Prior to Jan. 1, 2016 the law was unclear on exactly what the nexus standard should be regarding the application of the business tax, although it was generally applied that a company must have a “physical presence” within the state in order for the tax to apply.   So the prior general rule of thumb was that the nexus standard for Tennessee to impose the business tax required actual “physical presence” in Tennessee.   As of Jan. 1, 2016, the RMA clarified that and imposed “Economic Nexus” standards in order for the tax to apply.  Economic Nexus standards go well beyond having physical presence and sets the standard that mere economic activity (over certain limits) allows Tennessee to impose the business tax on otherwise “out of state” taxpayers.

As is indicated on the Tennessee Department of Revenue’s business tax website, the state views the application of the business tax very broadly and states “with few exceptions, all businesses that sell goods or services (within the state) must pay the state business tax”.

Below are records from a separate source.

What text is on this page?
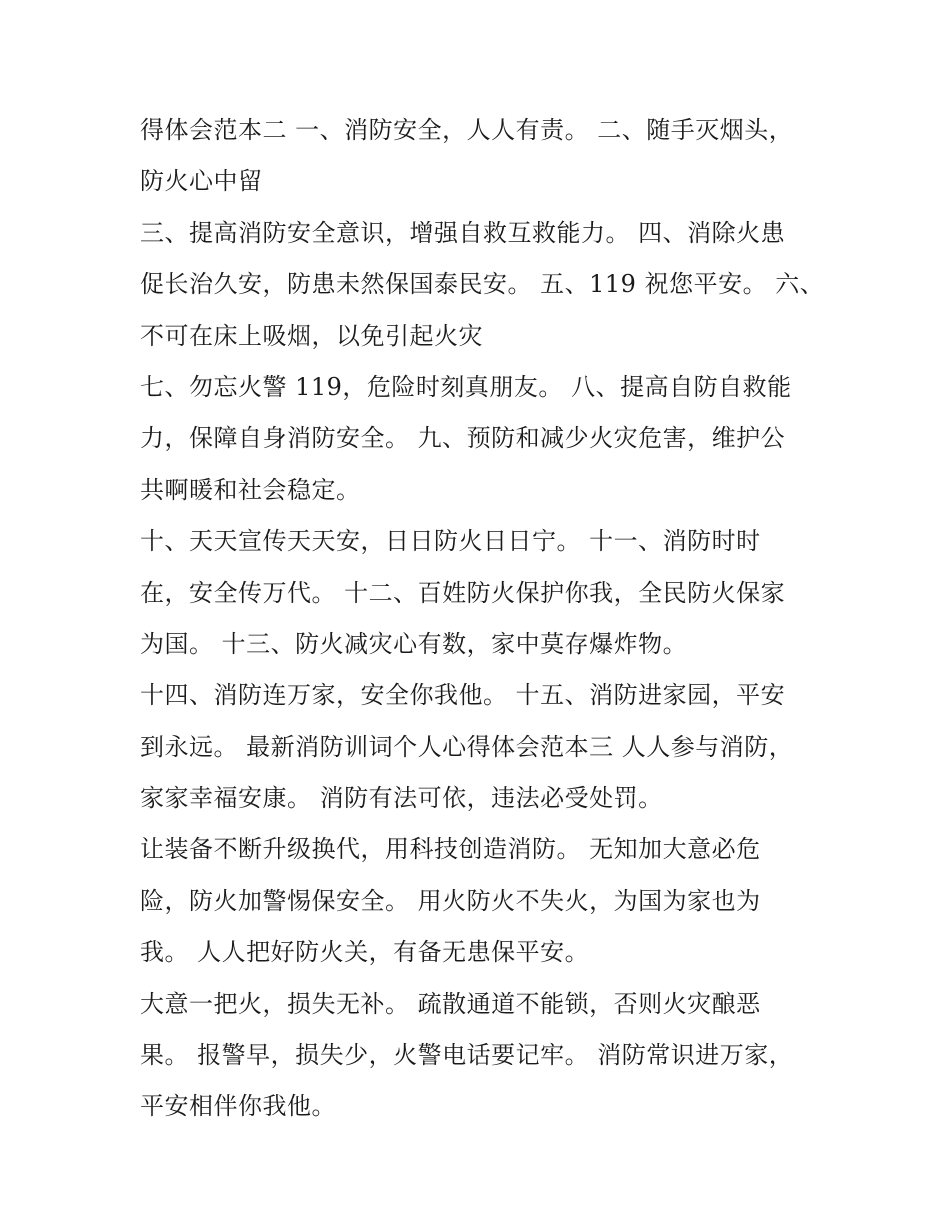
得体会范本二 一、消防安全，人人有责。 二、随手灭烟头，
防火心中留
三、提高消防安全意识，增强自救互救能力。 四、消除火患
促长治久安，防患未然保国泰民安。 五、119 祝您平安。 六、
不可在床上吸烟，以免引起火灾
七、勿忘火警 119，危险时刻真朋友。 八、提高自防自救能
力，保障自身消防安全。 九、预防和减少火灾危害，维护公
共啊暖和社会稳定。
十、天天宣传天天安，日日防火日日宁。 十一、消防时时
在，安全传万代。 十二、百姓防火保护你我，全民防火保家
为国。 十三、防火减灾心有数，家中莫存爆炸物。
十四、消防连万家，安全你我他。 十五、消防进家园，平安
到永远。 最新消防训词个人心得体会范本三 人人参与消防，
家家幸福安康。 消防有法可依，违法必受处罚。
让装备不断升级换代，用科技创造消防。 无知加大意必危
险，防火加警惕保安全。 用火防火不失火，为国为家也为
我。 人人把好防火关，有备无患保平安。
大意一把火，损失无补。 疏散通道不能锁，否则火灾酿恶
果。 报警早，损失少，火警电话要记牢。 消防常识进万家，
平安相伴你我他。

Economic Nexus Standard Effective Jan. 1, 2016 provides that if any of the following applies to a taxpayer then the taxpayer has nexus and is subject to the business tax:

  • Taxpayer commercially domiciled in the state.
  • Taxpayer owns or uses capital in the state.
  • Taxpayer has systematic and continuous business activity in the state (that produces gross receipts).
  • Taxpayer has a bright line presence – Tennessee annual:
    • Receipts greater than $500,000 (or 25 percent of total receipts)
    • Property greater than $50,000 (or 25 percent of total property)
    • Payroll greater than $50,000 (or 25 percent of total payroll)

Overview of the Tennessee business tax

The state declares a taxable privilege on gross receipts and defines it as “any vocation, occupation, business, or business activity listed in Tenn. Code Ann. 67-4-708 (1) – (5) is a taxable privilege subject to the state business tax.   There are 5 classifications of business defined in the code.

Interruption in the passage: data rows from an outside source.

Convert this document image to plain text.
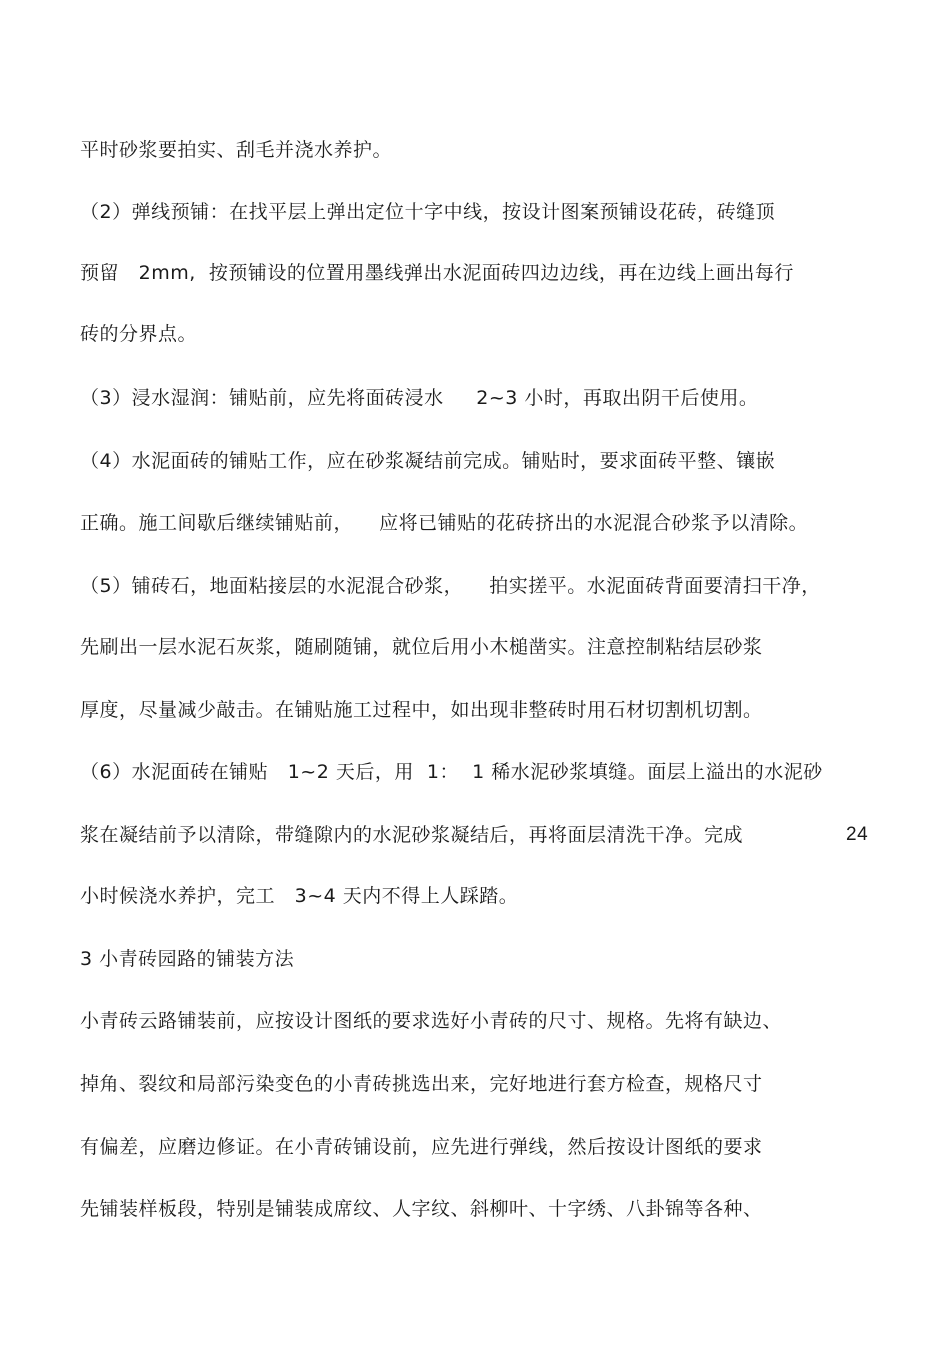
平时砂浆要拍实、刮毛并浇水养护。
（2）弹线预铺：在找平层上弹出定位十字中线，按设计图案预铺设花砖，砖缝顶
预留   2mm,  按预铺设的位置用墨线弹出水泥面砖四边边线，再在边线上画出每行
砖的分界点。
（3）浸水湿润：铺贴前，应先将面砖浸水     2~3 小时，再取出阴干后使用。
（4）水泥面砖的铺贴工作，应在砂浆凝结前完成。铺贴时，要求面砖平整、镶嵌
正确。施工间歇后继续铺贴前，    应将已铺贴的花砖挤出的水泥混合砂浆予以清除。
（5）铺砖石，地面粘接层的水泥混合砂浆，    拍实搓平。水泥面砖背面要清扫干净，
先刷出一层水泥石灰浆，随刷随铺，就位后用小木槌凿实。注意控制粘结层砂浆
厚度，尽量减少敲击。在铺贴施工过程中，如出现非整砖时用石材切割机切割。
（6）水泥面砖在铺贴   1~2 天后，用  1：  1 稀水泥砂浆填缝。面层上溢出的水泥砂
浆在凝结前予以清除，带缝隙内的水泥砂浆凝结后，再将面层清洗干净。完成	24
小时候浇水养护，完工   3~4 天内不得上人踩踏。
3 小青砖园路的铺装方法
小青砖云路铺装前，应按设计图纸的要求选好小青砖的尺寸、规格。先将有缺边、
掉角、裂纹和局部污染变色的小青砖挑选出来，完好地进行套方检查，规格尺寸
有偏差，应磨边修证。在小青砖铺设前，应先进行弹线，然后按设计图纸的要求
先铺装样板段，特别是铺装成席纹、人字纹、斜柳叶、十字绣、八卦锦等各种、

The business tax is administered by the State Department of Revenue.  The county and municipalities administered the business tax locally up until several years ago when that was shifted to the state to administer.    There are two components to the business tax, a state (county) business tax and a municipal business tax requiring two returns for each location generally.    For the new “out of state” taxpayers the department has developed an “out of state” return.

Rates of tax:  The rates of tax vary by business classification and ranges from .001 to .003 for retailers and .00025 to .000375 for wholesalers.

Due date of the returns: The business tax is reported and remitted on annual returns generally due April 15 of the following tax year.

Exempt entities/exemptions: There are various entities and business activities exempt from the Business Tax (but not limited to):

  • Sales of less than $10,000 within a county/municipality.
  • Sales in qualified enterprise zones.
  • Religious, charitable, legal, educational, domestic, accounting services, architecture, engineering, surveying, and veterinary entities.
  • Nonprofit entities.
  • Medical and health services.
  • Farm exemptions.

Deductions available:  There are various deductions available including (but not limited to):

  • Sales of services in other states.
  • Returned merchandise/cash discounts/repossessions.
  • Sales in interstate commerce.
  • Trade in allowances.
  • Bad debts written off.

As this expanding Tennessee gross receipts tax is more strongly enforced by the state, taxpayers need to be aware of these new reporting requirements and be prepared for the audit which will likely come.